Периодически меня накрывает волнами горячей любви. Она физически ощутима, фактурна, ее можно пощупать руками, можно почувствовать, как она обхватывает мягко сердце. То мы идём с моим самым близким и лучшим другом в ресторан на 14 февраля, и нас конечно, конечно - принимают за пару, и мы настроены на одну волну, впрочем, иначе и не бывает. Мы снова знаем лучше любых других людей мира, что творится в семьях друг друга, в головах друг друга. Я пытаюсь отпустить его, но я не уверена, что когда-нибудь смогу; и уж тем более мне не понять, как мы смогли потерять "то, что хранить было, в общем, несложно". Мне хочется верить, что это пройдёт до конца. Что можно быть братом и сестрой, и не думать даже украдкой, что можно однажды проснуться в десятом классе.

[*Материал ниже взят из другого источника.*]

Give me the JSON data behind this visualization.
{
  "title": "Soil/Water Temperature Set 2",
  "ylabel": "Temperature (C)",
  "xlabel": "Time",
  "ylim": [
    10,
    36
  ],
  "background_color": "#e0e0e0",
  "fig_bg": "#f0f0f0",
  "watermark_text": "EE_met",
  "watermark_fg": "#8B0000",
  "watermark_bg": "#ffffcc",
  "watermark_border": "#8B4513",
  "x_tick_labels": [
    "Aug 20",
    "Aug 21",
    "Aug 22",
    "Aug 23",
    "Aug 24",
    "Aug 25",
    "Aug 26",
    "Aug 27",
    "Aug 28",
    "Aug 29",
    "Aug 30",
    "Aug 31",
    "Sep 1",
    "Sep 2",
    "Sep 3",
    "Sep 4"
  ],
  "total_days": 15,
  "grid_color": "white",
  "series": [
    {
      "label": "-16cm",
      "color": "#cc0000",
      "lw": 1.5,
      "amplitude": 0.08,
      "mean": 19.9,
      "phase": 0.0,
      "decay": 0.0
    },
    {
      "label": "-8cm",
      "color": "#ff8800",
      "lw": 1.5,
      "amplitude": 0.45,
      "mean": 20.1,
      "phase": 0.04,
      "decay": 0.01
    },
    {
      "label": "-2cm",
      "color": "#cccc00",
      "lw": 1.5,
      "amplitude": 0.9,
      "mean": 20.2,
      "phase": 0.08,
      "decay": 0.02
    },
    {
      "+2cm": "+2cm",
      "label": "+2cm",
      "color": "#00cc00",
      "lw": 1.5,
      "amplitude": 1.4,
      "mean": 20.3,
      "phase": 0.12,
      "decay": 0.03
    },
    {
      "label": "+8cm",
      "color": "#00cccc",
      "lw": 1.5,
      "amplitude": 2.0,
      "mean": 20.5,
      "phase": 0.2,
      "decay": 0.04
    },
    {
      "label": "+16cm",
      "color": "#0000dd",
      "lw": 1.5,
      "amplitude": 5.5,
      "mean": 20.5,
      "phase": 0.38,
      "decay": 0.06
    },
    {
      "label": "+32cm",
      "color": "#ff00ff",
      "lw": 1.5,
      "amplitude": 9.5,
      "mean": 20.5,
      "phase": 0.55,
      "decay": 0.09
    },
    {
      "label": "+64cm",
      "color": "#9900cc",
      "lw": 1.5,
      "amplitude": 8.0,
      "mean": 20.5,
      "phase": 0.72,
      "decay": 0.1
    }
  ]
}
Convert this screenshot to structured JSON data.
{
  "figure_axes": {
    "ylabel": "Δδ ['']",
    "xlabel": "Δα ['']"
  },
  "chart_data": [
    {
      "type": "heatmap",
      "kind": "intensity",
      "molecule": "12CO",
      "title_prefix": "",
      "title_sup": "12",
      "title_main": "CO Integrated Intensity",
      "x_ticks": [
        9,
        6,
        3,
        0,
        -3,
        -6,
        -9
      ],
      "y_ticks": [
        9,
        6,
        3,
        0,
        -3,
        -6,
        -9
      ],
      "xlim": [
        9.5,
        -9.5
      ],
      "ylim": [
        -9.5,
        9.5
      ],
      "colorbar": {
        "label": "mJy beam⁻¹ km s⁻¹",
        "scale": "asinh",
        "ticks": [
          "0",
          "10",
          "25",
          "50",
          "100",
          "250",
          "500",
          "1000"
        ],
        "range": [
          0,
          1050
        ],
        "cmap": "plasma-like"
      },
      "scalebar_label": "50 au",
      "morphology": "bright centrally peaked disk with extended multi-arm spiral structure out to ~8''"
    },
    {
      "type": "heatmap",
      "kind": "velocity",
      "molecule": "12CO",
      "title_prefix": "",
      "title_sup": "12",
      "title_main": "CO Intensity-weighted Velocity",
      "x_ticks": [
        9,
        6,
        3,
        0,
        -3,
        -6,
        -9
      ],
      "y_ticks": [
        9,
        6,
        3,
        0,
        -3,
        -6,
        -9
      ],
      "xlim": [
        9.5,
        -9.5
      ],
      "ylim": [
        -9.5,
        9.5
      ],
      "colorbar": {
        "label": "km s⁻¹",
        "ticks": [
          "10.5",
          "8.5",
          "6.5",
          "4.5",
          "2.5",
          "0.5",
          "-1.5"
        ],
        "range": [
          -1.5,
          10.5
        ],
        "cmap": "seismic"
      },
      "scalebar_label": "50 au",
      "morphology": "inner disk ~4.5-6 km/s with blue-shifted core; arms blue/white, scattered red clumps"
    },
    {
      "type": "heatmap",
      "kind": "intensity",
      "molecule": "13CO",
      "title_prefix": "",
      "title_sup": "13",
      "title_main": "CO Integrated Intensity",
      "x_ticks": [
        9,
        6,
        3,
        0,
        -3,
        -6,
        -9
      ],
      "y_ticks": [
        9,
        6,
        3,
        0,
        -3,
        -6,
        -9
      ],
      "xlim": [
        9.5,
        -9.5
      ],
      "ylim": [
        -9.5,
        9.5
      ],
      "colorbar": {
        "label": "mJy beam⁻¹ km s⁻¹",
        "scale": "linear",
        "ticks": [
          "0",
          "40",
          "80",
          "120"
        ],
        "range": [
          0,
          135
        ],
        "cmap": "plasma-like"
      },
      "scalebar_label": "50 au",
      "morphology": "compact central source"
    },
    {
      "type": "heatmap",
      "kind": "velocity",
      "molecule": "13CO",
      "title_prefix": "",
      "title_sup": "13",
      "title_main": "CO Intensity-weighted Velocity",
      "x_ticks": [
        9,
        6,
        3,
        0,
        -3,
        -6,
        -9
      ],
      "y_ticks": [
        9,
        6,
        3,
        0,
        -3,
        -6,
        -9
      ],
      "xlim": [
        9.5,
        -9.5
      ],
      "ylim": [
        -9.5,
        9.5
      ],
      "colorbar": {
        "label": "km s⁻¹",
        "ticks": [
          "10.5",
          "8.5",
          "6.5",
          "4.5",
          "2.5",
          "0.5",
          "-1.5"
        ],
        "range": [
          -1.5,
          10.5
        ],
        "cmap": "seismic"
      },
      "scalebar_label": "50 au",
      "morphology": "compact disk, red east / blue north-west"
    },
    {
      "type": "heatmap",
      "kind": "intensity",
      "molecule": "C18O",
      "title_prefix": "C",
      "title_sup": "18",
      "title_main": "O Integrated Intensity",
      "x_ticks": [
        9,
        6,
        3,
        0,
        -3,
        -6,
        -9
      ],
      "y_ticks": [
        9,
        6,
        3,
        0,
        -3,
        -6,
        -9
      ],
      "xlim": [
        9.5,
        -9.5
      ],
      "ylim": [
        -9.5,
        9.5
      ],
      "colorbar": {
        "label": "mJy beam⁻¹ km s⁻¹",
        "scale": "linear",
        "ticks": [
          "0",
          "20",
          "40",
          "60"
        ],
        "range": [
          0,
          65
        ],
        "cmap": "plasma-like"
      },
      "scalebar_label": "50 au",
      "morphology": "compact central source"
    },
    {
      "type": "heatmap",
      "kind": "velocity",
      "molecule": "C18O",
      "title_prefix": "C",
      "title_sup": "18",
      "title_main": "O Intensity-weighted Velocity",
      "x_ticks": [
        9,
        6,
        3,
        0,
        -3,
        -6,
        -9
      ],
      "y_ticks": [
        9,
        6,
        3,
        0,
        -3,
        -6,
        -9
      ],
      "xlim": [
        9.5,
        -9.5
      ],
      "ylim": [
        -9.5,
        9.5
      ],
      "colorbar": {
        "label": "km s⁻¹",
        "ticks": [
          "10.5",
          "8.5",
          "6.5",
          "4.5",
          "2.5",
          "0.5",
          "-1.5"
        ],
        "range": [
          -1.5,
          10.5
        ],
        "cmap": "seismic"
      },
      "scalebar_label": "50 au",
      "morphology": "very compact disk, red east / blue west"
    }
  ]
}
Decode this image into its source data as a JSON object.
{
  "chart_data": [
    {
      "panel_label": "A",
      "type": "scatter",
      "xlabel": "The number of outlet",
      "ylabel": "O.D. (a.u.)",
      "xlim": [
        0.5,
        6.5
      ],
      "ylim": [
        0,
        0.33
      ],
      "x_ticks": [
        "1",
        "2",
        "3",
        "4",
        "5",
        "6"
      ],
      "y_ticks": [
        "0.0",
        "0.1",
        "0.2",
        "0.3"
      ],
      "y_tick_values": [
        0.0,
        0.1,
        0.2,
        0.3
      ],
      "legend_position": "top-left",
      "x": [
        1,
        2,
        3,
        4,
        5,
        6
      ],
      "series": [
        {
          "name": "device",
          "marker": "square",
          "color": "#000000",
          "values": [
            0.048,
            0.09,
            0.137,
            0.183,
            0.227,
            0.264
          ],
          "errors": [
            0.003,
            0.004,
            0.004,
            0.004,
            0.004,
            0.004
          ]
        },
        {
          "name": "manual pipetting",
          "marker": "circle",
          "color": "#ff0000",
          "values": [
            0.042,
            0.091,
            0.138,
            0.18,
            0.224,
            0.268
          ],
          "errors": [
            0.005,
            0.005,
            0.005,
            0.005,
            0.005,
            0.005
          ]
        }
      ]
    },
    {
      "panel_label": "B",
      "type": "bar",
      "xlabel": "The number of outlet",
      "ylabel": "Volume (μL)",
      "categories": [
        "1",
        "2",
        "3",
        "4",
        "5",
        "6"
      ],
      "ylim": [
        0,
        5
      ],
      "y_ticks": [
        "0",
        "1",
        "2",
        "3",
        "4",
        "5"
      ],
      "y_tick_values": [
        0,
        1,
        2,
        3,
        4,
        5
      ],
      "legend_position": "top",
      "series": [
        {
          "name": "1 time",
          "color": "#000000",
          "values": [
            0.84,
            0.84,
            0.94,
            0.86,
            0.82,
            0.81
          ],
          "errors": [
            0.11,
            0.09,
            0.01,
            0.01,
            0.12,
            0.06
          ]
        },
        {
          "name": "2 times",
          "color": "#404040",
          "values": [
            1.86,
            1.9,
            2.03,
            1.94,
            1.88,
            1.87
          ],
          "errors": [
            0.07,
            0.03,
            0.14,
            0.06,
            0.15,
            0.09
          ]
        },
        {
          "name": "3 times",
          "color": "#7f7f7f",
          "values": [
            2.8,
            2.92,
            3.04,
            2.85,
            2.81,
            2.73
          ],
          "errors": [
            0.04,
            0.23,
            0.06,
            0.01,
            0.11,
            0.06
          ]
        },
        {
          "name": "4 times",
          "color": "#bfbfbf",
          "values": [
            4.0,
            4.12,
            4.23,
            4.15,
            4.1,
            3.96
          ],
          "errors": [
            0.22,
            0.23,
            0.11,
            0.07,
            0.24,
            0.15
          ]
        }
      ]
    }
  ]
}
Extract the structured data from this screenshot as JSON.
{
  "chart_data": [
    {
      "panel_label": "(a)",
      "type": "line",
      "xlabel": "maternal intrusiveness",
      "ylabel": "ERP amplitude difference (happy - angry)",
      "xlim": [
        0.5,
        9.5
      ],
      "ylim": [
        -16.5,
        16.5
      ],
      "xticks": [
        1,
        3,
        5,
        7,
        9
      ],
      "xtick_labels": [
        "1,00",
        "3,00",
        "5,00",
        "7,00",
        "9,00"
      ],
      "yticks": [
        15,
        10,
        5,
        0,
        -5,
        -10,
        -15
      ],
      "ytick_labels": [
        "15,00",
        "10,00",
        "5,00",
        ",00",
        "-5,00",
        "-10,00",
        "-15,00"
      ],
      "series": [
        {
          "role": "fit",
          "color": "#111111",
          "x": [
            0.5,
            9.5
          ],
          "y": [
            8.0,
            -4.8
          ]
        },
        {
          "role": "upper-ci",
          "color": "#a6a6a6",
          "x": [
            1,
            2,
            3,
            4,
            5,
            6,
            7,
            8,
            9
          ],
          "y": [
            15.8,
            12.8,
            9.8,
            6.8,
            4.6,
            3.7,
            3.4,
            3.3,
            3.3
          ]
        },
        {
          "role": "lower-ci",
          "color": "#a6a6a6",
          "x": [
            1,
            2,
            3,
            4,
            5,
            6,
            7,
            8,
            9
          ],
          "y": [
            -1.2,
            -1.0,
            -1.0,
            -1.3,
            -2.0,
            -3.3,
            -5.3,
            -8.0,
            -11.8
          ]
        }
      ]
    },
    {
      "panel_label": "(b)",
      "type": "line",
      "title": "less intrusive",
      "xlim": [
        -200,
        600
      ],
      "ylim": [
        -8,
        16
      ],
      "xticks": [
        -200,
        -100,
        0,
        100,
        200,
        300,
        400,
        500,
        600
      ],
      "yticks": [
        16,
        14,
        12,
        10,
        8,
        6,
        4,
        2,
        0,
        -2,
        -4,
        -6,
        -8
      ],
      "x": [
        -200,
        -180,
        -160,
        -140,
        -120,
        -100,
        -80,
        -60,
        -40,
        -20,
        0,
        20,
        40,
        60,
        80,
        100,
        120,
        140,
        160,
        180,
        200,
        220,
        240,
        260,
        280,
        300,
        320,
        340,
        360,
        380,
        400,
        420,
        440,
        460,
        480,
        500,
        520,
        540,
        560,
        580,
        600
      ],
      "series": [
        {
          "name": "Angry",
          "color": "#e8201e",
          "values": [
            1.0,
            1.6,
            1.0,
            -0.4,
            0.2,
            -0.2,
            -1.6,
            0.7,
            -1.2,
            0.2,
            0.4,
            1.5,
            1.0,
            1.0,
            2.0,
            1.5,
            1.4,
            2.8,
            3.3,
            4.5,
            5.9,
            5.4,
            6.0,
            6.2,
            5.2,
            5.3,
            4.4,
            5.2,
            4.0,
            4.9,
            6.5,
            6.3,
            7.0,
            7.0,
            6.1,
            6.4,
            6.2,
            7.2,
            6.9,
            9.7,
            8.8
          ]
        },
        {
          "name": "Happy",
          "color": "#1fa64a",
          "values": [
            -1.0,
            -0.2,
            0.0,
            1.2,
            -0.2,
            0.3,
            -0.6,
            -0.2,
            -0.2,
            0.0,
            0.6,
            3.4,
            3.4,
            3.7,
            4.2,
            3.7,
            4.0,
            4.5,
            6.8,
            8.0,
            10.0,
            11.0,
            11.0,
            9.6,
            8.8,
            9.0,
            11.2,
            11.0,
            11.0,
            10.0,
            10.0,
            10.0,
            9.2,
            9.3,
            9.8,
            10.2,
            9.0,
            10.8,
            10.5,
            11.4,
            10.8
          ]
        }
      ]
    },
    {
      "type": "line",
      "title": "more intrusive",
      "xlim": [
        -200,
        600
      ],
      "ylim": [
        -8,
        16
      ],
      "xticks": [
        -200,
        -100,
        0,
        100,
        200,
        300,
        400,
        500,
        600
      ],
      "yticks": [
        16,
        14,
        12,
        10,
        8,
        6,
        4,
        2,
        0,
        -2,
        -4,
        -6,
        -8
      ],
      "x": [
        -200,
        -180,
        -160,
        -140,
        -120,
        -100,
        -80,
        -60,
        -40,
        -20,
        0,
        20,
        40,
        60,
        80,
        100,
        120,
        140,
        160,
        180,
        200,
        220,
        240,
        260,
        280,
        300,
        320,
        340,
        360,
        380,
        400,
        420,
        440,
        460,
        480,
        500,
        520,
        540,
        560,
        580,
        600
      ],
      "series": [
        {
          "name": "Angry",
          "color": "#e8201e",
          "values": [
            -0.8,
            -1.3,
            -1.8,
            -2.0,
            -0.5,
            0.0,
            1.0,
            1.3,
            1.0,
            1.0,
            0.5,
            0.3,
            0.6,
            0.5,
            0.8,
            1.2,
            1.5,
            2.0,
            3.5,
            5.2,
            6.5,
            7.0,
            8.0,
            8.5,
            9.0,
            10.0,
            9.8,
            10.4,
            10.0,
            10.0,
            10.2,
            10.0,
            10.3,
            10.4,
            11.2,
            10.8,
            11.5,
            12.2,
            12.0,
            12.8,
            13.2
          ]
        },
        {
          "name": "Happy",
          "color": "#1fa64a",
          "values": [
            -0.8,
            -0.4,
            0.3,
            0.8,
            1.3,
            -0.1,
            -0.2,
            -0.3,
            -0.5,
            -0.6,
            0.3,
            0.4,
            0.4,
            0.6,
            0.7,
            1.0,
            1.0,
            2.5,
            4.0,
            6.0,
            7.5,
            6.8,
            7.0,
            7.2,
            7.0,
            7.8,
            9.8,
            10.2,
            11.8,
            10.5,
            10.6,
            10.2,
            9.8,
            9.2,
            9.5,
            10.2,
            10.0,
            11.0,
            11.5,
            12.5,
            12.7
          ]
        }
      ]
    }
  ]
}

В другой день я целую в щеку на прощание коллегу, и меня осеняет. Он таскает мой тяжёлый рюкзак, подставляет локоть на скользкой улице, утыкается в незащищенную шею, обнимая при встрече - порой кажется, что это за гранью фола, и нежность разрывает сердечко, забывающее на секунду, что мы оба женаты. На тысячную долю секунды. Ради игры, ради воспоминаний, что можно в принципе быть фейерверочно влюблённой. Ради почтальона, который звонит как минимум дважды.
Потом я сижу на уроке в кружке своих детей, которые уже только наполовину мои ученики, в некотором смысле давно мои учителя, и голубоглазый мальчик, так непримиримо похожий на мою выпускную Любовь, рассказывает что-то, и мы заливаемся смехом, и я почти-почти вижу золотые нити, которые петлями свиваются вокруг наших лодыжек, не давая нам остаться друг без друга, когда закончится этот год, эти три года, это прекрасное время, когда я снова была шестнадцатилетней, потому что имела право быть среди них. И совсем не важно, что есть другая любовь. Меня две, три, меня десять - мне много разных лет, и разных судеб, и моего разума - и моих чувств - хватит на всех этих прекрасных и чудесных людей.